When I started my degree, one of the first papers was on how to view information and assess whether it was suitable for academic purposes. No surprises, Facebook posts were a red flag! The way I see it, if information is good enough for academic purposes, then it's good enough for me (or you) to adopt and use in my training or the training I prescribe to others. Disclaimer here, that doesn't mean I'm going through Instagram, seeing who's got the best 6 pack and copying what they do, there's more to it than that. I'll do my

best in this blog to tell you how I do it, why I do it that way and then, point you in the direction of where I got the information; that way, if you don't believe me you can check for yourself. As I go through this, bear in mind that if one of the parts of the acronym is a little suspect, still finish the process off. There's always the chance that the author just has a weird taste in font or made an honest spelling mistake. Thees things happen. It doesn't always mean their information is useless.

The P - Presentation - This is where you look at the overall look of the information. How is it written? Is it easy to follow? Is it grammatically correct with good spelling? These are just some of questions you should be considering. Generally, you'll get the general gist of it pretty quickly. If it gives you a bad feeling, be wary.

The R - Relevance - How relevant is this information to you? If you are a middle aged man, a study into how a vitamin might impact performance that was carried out on 14 year old girls may not be relevant. It may be brilliant information from a very detailed and thorough experiment, it's just no good for you. Another one to consider here is animal testing, yes a study may give an indication on how something may effect a human but, unless you are a mouse or pig, it may need further research to be applicable to you.

The O - Objectivity - This is my favourite one. This is the one that, in my experience, puts me off using the information. Is the information objective? The information should be unbiased and balanced ideally. Be careful that if information is from a particular viewpoint that nothing's being left out. The biggest telltale sign for me is when statements are followed by 'so check out this product'. Even academic research may be funded by brands, that doesn't mean it's no good, it just means you're best to view the original research and judge for yourself.

The M - Method - Back to basics here. Have your hypothesis, prove it to get your theory. The proof must be scientific though. I don't mean in a lab while wearing a white coat, I just mean it needs to follow a process that gives an accurate result. This method should be appropriate and easy for you to find, if it's not, maybe they're hiding something.

The P - Provenance - I can carry out an experiment in my studio, write it up and publish the results. It could well be very good but, I'm probably not the best person to do it and my gym may not be the best place to carry out the study. I tend to look at the credentials of the author (To what standard are they educated? Where were they educated? Has the work been peer reviewed?) then also look at the sponsoring organisation (Are they well established? Do they have a vested interest?). Be wary of degrees from universities you can't locate and remember, wearing a stethoscope doesn't make you a doctor.

The T - Timelines - Is it current.
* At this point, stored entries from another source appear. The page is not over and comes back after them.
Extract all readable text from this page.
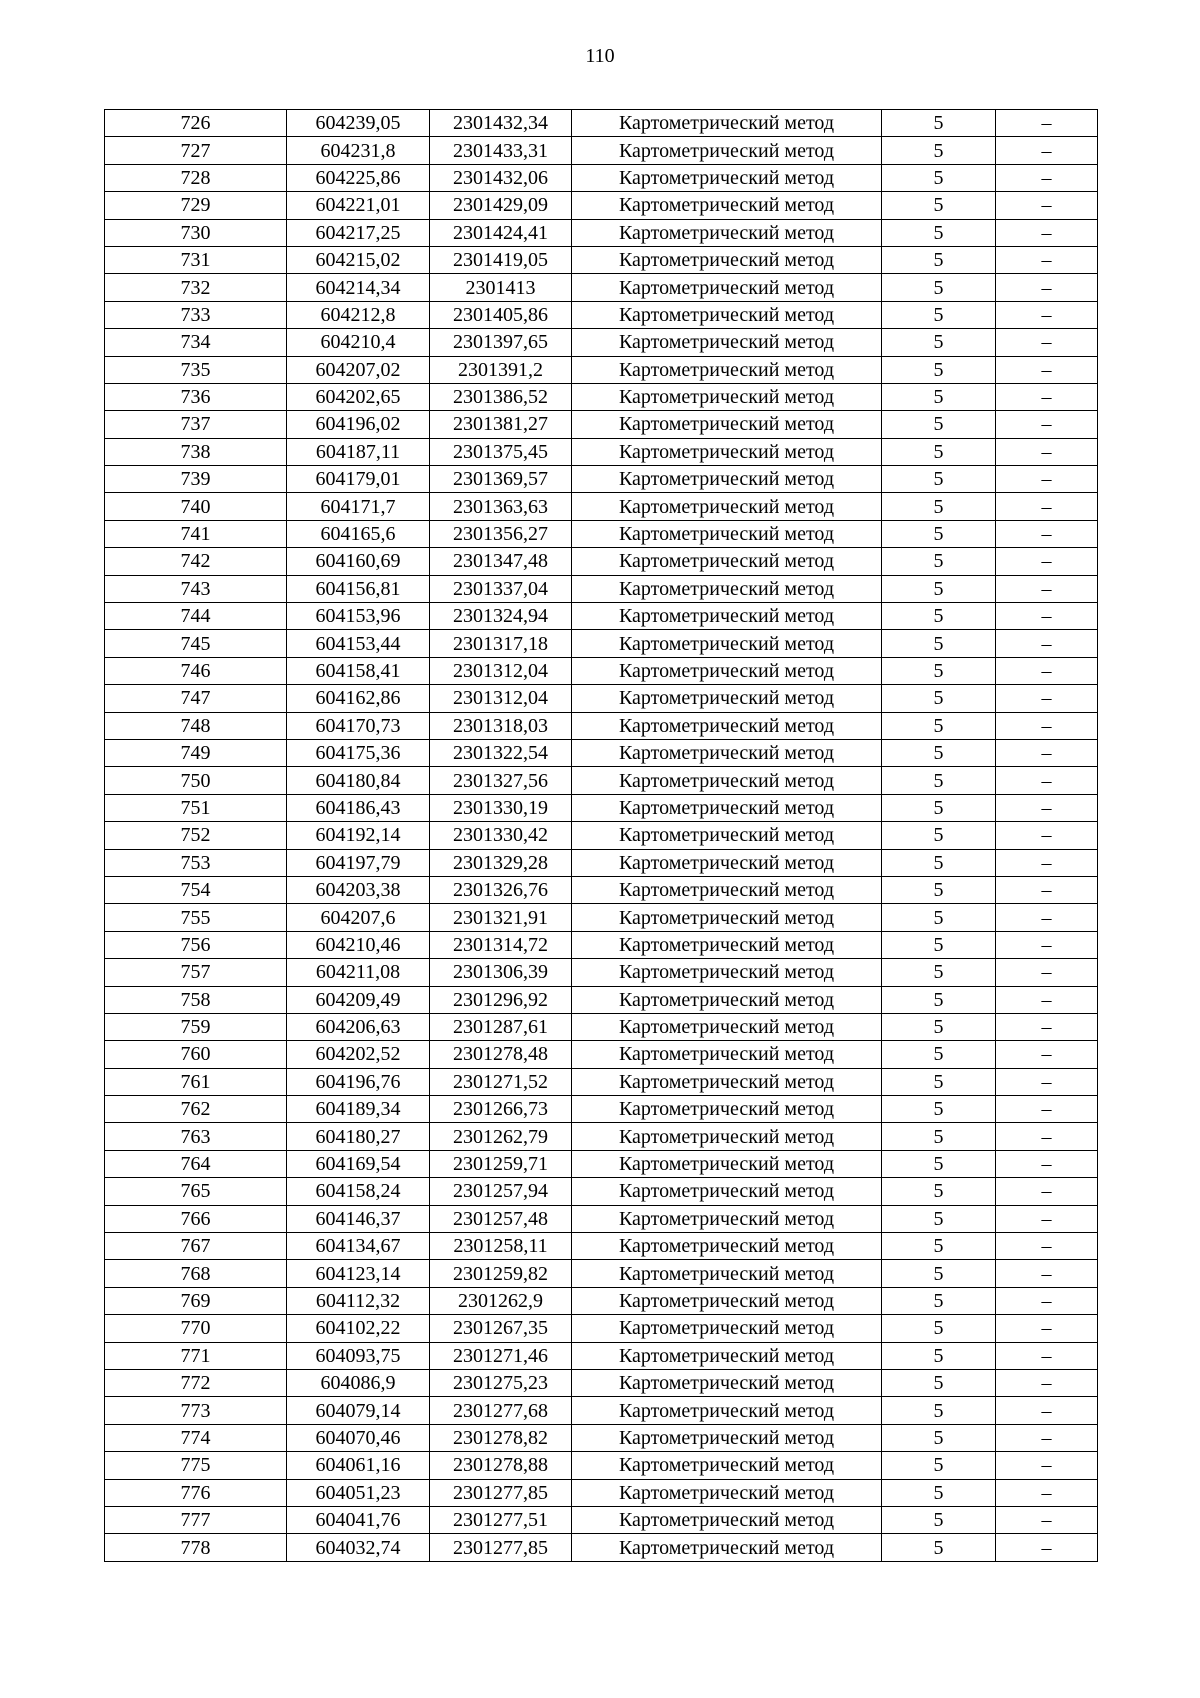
110
726	604239,05	2301432,34	Картометрический метод	5	–
727	604231,8	2301433,31	Картометрический метод	5	–
728	604225,86	2301432,06	Картометрический метод	5	–
729	604221,01	2301429,09	Картометрический метод	5	–
730	604217,25	2301424,41	Картометрический метод	5	–
731	604215,02	2301419,05	Картометрический метод	5	–
732	604214,34	2301413	Картометрический метод	5	–
733	604212,8	2301405,86	Картометрический метод	5	–
734	604210,4	2301397,65	Картометрический метод	5	–
735	604207,02	2301391,2	Картометрический метод	5	–
736	604202,65	2301386,52	Картометрический метод	5	–
737	604196,02	2301381,27	Картометрический метод	5	–
738	604187,11	2301375,45	Картометрический метод	5	–
739	604179,01	2301369,57	Картометрический метод	5	–
740	604171,7	2301363,63	Картометрический метод	5	–
741	604165,6	2301356,27	Картометрический метод	5	–
742	604160,69	2301347,48	Картометрический метод	5	–
743	604156,81	2301337,04	Картометрический метод	5	–
744	604153,96	2301324,94	Картометрический метод	5	–
745	604153,44	2301317,18	Картометрический метод	5	–
746	604158,41	2301312,04	Картометрический метод	5	–
747	604162,86	2301312,04	Картометрический метод	5	–
748	604170,73	2301318,03	Картометрический метод	5	–
749	604175,36	2301322,54	Картометрический метод	5	–
750	604180,84	2301327,56	Картометрический метод	5	–
751	604186,43	2301330,19	Картометрический метод	5	–
752	604192,14	2301330,42	Картометрический метод	5	–
753	604197,79	2301329,28	Картометрический метод	5	–
754	604203,38	2301326,76	Картометрический метод	5	–
755	604207,6	2301321,91	Картометрический метод	5	–
756	604210,46	2301314,72	Картометрический метод	5	–
757	604211,08	2301306,39	Картометрический метод	5	–
758	604209,49	2301296,92	Картометрический метод	5	–
759	604206,63	2301287,61	Картометрический метод	5	–
760	604202,52	2301278,48	Картометрический метод	5	–
761	604196,76	2301271,52	Картометрический метод	5	–
762	604189,34	2301266,73	Картометрический метод	5	–
763	604180,27	2301262,79	Картометрический метод	5	–
764	604169,54	2301259,71	Картометрический метод	5	–
765	604158,24	2301257,94	Картометрический метод	5	–
766	604146,37	2301257,48	Картометрический метод	5	–
767	604134,67	2301258,11	Картометрический метод	5	–
768	604123,14	2301259,82	Картометрический метод	5	–
769	604112,32	2301262,9	Картометрический метод	5	–
770	604102,22	2301267,35	Картометрический метод	5	–
771	604093,75	2301271,46	Картометрический метод	5	–
772	604086,9	2301275,23	Картометрический метод	5	–
773	604079,14	2301277,68	Картометрический метод	5	–
774	604070,46	2301278,82	Картометрический метод	5	–
775	604061,16	2301278,88	Картометрический метод	5	–
776	604051,23	2301277,85	Картометрический метод	5	–
777	604041,76	2301277,51	Картометрический метод	5	–
778	604032,74	2301277,85	Картометрический метод	5	–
Science in general moves at a staggering rate, let alone sports science. New research is published all of the time and old studies are often discredited. My great gran was told to smoke by her doctor at 9 because it was good for her lungs! You Just need to make sure the information you are reading is still relevant. Not every study that is old is no good, I've cited studies in my papers from the 70's, you just need to do some digging and make sure they are still recognised.

All of this can be found on the Open University Website:(

Have a read for yourself as they go into a bit more detail, I just gave you an overview.

Hopefully you can see from reading all that that sometimes, the guy on instagram may not be the guy to listen to just because he put that white coat on. One good place to research studies is on Google Scholar. Type scholar into google, click go and a new Google site will pop up. It's full of published and peer reviewed papers. When your mate tells you that if you squat on Tuesdays while wearing a bin liner as a vest it boosts gains by 400%, bang it into scholar and see what pops up. If there's nothing, maybe give it a miss.

As always, I welcome any input and sorry for any typos. I get a bit passionate when I'm on a roll.